J Gordon Melton is one of the veteran pioneers studying new religions, at first new religions in the US, and then worldwide. In summarizing what he has learned in 40 years of looking at emerging religions he said:
Almost all New Religious centers are found in urban/suburban complexes…New religions direct their recruitment efforts toward one of two main groups, the 18 to 25-year-old young adult and the 35-40-year-old middle-age adult… The majority of recruits to New Religions will be persons in personal transition, either the transition from adolescence to adulthood, or the transition often called the mid-life crisis…Continued attempts have been made to locate some pathology either in the process of selection of people who join New Religions, or in those who are members. To date, no evidence of abnormal psychological pathology or significant deviation from the cultural patterns psychologically has been documented in the New Religions.
They are normal people, or at least as normal as people in old religions. Every historical religion began as a cult or sect. As religion scholar Peter Jenkins says, “Fringe religions became mainstream churches, and ideas which originate several leagues beyond flaky can easily become orthodoxy.” The cults, sects and weird new religions of today will be the stuffy, stagnant proper religions of tomorrow.

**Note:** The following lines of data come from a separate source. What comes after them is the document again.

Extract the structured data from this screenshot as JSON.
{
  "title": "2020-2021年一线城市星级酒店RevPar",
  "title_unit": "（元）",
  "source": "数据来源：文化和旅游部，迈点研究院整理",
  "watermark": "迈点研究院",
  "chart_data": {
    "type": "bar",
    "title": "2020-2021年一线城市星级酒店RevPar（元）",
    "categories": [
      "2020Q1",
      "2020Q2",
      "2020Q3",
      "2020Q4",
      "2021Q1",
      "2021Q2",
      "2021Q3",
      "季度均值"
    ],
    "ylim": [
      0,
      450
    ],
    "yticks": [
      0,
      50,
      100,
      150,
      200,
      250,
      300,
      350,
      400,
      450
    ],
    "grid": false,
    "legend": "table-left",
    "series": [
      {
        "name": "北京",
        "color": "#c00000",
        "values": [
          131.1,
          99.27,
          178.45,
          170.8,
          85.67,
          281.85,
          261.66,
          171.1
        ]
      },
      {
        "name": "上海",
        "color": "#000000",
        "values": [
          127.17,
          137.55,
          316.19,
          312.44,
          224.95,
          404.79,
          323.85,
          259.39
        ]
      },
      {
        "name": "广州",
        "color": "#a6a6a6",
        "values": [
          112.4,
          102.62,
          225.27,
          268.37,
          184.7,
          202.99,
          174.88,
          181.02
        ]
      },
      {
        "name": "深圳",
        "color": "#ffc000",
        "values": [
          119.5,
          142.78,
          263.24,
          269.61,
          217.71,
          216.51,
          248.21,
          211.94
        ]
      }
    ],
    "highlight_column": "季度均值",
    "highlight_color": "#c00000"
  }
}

There’s not a lot else new religions have in common with each other, other than being new. Melton continues:
Like older religions, New Religions may be culture-affirming or culture-denying. New Religions vary from the strongly hierarchical to the anarchic. Some New Religions subordinate women while others champion women’s rights. Some NRMs are family oriented, other undermine the family at every turn. Some groups emphasize spiritual practices, other reject any need for them. Some groups are involved in making social policy, others want nothing to do with outsiders or secular social structures. Some groups are middle class and upwardly mobile, other reject any materialistic acquisitions….We have reached a general consensus that New Religions are genuine and valid religions. A few may be bad religion and some may be led by evil people, but they are religions. They are also interesting objects of study that tell us some significant facts about society as a whole (though we disagree and are exploring various options as to exactly what they tell us). However, we agree that the phenomena we have encountered in New Religions does not differ from the phenomena we have encountered in older religions and that in fact New Religions tend to copy and borrow from older religions and the culture at large.
Emergent religions are primarily reflections of society. They are a collective attempt to understand and make meaning. In places like China where there is currently a vacuum of meaning — no scriptures, no constitution, just the little red book of Mao, and rampant Darwinian pressure to make money — it should be no surprise that vehicles of something larger to believe in will appear. In Russia, a belief in science mixes with a resident mysticism producing new religions. In Africa, the dire lack of health care summons all kinds of new faith healing churches. And in the west, the need to make sense of technology and our own mutating human identity will breed new religions.
And a few of those future sects will want to put on a show.